Последовала незаметная пауза.

Принцесса быстро собралась с мыслями. Она, как очень немногие женщины, умела оперативно взять себя в руки.

Это качество весьма помогало ей в жизни:

– На совещание мог прийти Президент, поэтому было целесообразно всем встретиться здесь.

Виктория взяла тон деловой, но максимально приближенный к домашнему, доверительному:

– Президента интересовал ход дел в целом или какой-то конкретный вопрос?

– Это не касается сути дела, прошу вас экономить мое время, – резко парировала Елена; наверное, ее все еще раздражал разрыв с Викторией.

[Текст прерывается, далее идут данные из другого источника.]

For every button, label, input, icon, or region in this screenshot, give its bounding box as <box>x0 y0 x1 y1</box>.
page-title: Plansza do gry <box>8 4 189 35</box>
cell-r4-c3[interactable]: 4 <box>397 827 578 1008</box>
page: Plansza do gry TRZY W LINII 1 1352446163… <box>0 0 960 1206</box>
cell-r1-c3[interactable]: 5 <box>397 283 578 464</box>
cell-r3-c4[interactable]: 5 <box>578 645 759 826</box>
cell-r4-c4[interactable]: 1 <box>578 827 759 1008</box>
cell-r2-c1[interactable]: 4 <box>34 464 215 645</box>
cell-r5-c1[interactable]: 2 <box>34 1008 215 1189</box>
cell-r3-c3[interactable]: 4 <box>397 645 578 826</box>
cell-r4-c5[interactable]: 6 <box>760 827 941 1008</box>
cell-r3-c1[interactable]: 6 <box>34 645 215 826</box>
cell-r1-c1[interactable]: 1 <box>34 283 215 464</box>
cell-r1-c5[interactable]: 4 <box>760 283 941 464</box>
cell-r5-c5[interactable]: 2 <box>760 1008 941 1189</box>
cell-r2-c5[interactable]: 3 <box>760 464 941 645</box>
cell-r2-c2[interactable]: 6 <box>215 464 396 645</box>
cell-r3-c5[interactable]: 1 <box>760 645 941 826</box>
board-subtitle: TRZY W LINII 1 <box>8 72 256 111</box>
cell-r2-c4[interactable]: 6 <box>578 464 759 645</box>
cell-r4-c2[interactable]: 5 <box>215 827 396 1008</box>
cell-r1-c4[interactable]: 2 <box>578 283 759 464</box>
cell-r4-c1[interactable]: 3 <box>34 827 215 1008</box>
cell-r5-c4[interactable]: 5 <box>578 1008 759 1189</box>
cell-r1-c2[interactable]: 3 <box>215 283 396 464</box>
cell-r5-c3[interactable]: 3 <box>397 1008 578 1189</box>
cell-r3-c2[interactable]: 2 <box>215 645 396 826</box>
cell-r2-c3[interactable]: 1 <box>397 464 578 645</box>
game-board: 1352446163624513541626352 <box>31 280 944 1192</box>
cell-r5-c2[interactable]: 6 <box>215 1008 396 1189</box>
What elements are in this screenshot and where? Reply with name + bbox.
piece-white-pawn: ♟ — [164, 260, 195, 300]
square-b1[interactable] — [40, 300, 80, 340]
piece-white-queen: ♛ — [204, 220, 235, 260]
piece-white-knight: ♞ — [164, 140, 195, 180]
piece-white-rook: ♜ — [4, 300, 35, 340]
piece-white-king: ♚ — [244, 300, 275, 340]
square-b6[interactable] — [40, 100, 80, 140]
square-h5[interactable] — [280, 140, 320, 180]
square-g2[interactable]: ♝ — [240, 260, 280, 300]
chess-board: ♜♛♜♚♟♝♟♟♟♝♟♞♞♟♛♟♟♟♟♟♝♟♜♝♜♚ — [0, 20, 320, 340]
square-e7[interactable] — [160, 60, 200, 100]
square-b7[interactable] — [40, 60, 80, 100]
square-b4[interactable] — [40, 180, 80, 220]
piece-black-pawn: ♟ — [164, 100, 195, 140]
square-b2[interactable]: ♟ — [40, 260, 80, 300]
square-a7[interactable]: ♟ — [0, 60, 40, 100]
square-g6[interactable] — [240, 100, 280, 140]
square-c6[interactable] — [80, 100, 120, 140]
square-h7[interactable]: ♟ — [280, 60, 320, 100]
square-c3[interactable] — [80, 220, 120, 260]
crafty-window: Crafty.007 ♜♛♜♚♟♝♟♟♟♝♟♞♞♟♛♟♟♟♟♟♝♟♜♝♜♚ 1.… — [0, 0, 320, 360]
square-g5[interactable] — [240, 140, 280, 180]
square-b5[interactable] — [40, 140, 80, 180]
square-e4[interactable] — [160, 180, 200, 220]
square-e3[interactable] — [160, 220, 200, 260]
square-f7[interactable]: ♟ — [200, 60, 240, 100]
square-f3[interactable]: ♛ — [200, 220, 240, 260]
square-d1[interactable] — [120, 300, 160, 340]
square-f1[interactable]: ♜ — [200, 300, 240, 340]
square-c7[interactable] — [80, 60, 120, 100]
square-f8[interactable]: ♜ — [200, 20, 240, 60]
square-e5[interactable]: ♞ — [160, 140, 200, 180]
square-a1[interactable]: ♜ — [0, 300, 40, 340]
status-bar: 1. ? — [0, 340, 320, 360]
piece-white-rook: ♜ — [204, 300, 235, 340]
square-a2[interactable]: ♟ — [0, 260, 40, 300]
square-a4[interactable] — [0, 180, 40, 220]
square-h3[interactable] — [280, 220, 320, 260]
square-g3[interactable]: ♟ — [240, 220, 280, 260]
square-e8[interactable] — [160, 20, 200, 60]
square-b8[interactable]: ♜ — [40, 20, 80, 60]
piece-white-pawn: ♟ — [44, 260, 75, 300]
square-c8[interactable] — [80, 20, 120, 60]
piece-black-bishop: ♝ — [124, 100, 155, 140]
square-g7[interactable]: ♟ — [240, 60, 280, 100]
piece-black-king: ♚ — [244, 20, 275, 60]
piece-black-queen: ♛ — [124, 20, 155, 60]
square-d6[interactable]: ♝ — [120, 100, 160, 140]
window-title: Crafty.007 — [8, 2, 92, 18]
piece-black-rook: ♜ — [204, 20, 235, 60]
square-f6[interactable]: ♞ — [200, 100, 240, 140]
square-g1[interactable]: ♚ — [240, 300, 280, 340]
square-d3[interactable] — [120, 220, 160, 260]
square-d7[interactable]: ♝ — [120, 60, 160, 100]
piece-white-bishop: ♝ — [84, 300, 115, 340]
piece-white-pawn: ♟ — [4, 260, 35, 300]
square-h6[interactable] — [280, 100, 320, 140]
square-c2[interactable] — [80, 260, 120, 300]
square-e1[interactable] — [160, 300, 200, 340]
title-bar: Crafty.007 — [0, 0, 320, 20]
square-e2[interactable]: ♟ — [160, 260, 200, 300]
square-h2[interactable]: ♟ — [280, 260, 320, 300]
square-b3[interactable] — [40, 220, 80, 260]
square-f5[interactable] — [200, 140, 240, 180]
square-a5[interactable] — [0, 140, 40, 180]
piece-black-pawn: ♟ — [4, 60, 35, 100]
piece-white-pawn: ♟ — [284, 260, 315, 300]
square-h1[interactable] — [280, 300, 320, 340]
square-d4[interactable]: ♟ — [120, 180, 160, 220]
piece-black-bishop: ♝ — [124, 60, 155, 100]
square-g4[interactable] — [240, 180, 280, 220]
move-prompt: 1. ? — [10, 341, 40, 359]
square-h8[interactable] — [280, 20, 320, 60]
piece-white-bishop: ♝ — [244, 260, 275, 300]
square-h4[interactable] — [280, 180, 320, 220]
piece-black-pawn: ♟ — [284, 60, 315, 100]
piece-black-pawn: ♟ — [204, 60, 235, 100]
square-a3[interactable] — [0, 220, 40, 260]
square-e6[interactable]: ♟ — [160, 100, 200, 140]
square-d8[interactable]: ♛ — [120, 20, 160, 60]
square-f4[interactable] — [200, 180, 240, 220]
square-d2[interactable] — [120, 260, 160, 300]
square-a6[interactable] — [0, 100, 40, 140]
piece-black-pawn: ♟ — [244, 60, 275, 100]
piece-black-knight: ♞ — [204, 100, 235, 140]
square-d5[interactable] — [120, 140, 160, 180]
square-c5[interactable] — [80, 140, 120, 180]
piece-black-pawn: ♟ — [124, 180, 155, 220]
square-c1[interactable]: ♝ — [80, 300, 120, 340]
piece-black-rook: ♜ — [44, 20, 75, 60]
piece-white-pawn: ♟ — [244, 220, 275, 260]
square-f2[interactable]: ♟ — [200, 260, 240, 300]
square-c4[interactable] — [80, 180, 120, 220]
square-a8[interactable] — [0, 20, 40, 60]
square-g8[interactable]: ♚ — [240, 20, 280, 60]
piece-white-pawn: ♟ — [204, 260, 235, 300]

– Хорошо. Смоленцев задержался по вашему распоряжению?

– Да, по моей просьбе.

– Для чего?

– Мы должны были обсудить несколько вопросов относительно его телестанции "Молодежная", – Принцесса с озабоченным видом поглядывала на часы.

– Какие именно вопросы?

– Это касается предвыборной кампании, это совершенно секретно.

Виктория сказала мягко:

– Я напомню вам, что у нас не официальный протокол, мы сможем его скорректировать. В то же время вы выпускаете из виду, что мне известно содержание вопроса, который предполагалось обсудить…

– В чем дело? – встревожилась Елена, но через секунду сообразила, что имеет в виду Виктория. – Да, я вспомнила: по моему поручению вы ездили вчера утром к Смоленцеву и передавали ему на словах просьбу подготовить список материальных нужд телерадиостанции "Молодежная". Вы правы, именно этот вопрос предполагалось обсудить. Но какое это имеет значение?

Этот ее вопрос Виктория сочла риторическим:

– Когда вы встревожились его отсутствием, то снова встретили меня в коридоре и попросили отыскать Смоленцева. Вы были раздражены и сказали следующее: "Его ждет сам…" О какой персоне в Кремле вы можете отозваться в такой уважительной манере "сам"?

– Что значит "о какой персоне"? А о какой же еще, кроме как…

Виктория мягко улыбнулась:

– Я сформулирую вопрос в открытую: у Смоленцева предполагалась встреча не только с вами, но и с Президентом? И именно по этому вопросу?

С Принцессы слетел недавний гонор, женщина была явно растеряна.

– Я не понимаю, к чему вы клоните? – она нервно крутила в руках пресловутый кремлевский карандаш. – Да, вы правильно поняли ситуацию. У Виктора Смоленцева в тот вечер при некоторых обстоятельствах могла произойти аудиенция у Президента. Но что с того?